Third and lastly, the judiciary must be independent and impartial to secure rule of law and fundamental rights. Otherwise, it is not possible for the judiciary to review the lawfulness of the acts and actions of the legislative and executive bodies and to protect individual rights and freedoms.
As noted in the Mecelle, Civil Code of the Ottoman Empire, “Judges must be fair and impartial towards the parties”. In other words, judges are obliged to treat parties in a just and equal manner, which requires them to be independent and impartial.
We have all experienced and observed how those who were devoid of free mind and conscience as well as who adopted, and acted on the basis of, views and opinions of another person have caused great damage to this country by also exploiting the religion. It is beyond a necessity, but rather constitutes an exigency, for the geography of Islam to learn from such experiences and to comprehend the vital significance of ensuring independent and impartial judiciary.
His Excellency Mr. President,
Today we have broken new ground at this historical place. The constitutional courts/councils and supreme courts with equivalent jurisdiction of the Organization of Islamic Cooperation (OIC), having the highest number of member countries after the United Nations, have convened for the first time at a conference. Besides, guest participants from constitutional/supreme courts of non-member countries as well as representatives of certain international organizations are also here for joining us today.
In holding this Conference, we have intended to discuss the matters I mentioned above in general terms and potential solutions in this respect. The aim of the Conference is to build an exchange of information and experience among our courts, and notably to consider examples of good practices for the protection of rule of law and fundamental rights.
We hope that this Conference, the first initiative in its field, will also pave the way for forming a permanent platform.

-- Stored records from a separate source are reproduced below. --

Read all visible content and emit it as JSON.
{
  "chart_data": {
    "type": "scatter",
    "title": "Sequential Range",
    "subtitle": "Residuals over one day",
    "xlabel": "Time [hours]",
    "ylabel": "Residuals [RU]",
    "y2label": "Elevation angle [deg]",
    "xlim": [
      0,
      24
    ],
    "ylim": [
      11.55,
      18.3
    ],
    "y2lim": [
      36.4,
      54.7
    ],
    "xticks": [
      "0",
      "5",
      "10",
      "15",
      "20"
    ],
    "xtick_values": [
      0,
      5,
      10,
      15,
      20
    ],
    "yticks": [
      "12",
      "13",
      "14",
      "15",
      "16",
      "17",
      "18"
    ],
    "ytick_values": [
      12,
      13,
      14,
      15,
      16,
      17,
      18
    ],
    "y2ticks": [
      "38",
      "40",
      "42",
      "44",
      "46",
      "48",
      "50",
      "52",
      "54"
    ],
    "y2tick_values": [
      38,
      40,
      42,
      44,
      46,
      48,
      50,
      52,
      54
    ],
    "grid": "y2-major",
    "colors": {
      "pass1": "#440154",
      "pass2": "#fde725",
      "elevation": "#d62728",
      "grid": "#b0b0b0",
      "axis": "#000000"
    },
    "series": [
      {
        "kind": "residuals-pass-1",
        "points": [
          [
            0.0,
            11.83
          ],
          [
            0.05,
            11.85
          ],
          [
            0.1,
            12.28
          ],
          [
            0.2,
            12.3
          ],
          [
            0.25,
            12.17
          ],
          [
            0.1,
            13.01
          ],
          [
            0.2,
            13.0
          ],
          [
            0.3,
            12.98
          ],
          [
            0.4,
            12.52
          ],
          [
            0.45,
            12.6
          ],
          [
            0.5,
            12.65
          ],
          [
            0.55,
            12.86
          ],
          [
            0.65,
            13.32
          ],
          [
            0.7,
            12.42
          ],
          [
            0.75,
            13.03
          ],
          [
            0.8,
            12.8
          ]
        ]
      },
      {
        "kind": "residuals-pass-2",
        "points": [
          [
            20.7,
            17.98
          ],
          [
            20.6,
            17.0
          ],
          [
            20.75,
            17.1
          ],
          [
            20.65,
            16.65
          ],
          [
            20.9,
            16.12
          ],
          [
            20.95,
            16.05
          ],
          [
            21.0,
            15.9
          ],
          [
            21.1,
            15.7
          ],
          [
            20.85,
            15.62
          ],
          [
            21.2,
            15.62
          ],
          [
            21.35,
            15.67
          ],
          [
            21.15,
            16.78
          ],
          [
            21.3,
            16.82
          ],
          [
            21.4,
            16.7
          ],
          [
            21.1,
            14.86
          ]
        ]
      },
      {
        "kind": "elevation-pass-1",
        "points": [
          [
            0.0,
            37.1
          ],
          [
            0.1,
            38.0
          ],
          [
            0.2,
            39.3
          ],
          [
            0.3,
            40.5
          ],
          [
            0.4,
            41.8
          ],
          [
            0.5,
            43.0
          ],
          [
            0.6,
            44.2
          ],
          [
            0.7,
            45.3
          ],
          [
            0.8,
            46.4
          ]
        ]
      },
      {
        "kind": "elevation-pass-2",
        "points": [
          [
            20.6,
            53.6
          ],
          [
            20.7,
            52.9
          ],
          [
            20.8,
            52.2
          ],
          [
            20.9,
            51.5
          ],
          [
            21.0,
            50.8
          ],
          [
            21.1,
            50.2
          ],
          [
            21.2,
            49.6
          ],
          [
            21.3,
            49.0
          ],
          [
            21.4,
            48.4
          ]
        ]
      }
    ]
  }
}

In this respect, a judicial forum to be established among our constitutional/supreme courts/councils will provide a significant opportunity for reflecting on
common legal matters, deliberating issues with respect to the functioning of the courts, as well as for sharing ideas and experiences. Indeed, finding permanent solutions to the problems we are facing in the realm of rule of law and fundamental rights is also a burden arising under heavy responsibility that is incumbent on us in our capacity as constitutional/supreme courts.
Taking this opportunity, I would like to express my gratitude to His Excellency our President, who is currently conducting the term presidency of the Organization of Islamic Cooperation, as well as to all participants and all persons who have contributed to this Conference. I wish that the Conference be successful and fruitful.
Ending my word, I would like to commemorate with mercy Mevlana Celaleddin Rumi, one of our soul-roots, on the occasion of his 745th reunion anniversary. I also commemorate with mercy and gratitude all our martyrs and Gazi Mustafa Kemal Atatürk, founder of the Turkish Republic, who passed away in this historical palace.
I would like to end my speech with Mevlana’s words: “Do you know how the worth of mankind is designated? By what he seeks... Man is worthy of whatever he searches for.”
Reiterating my wishes for a just world based on the rule of law and human rights, I would like to present my regards to every one of you.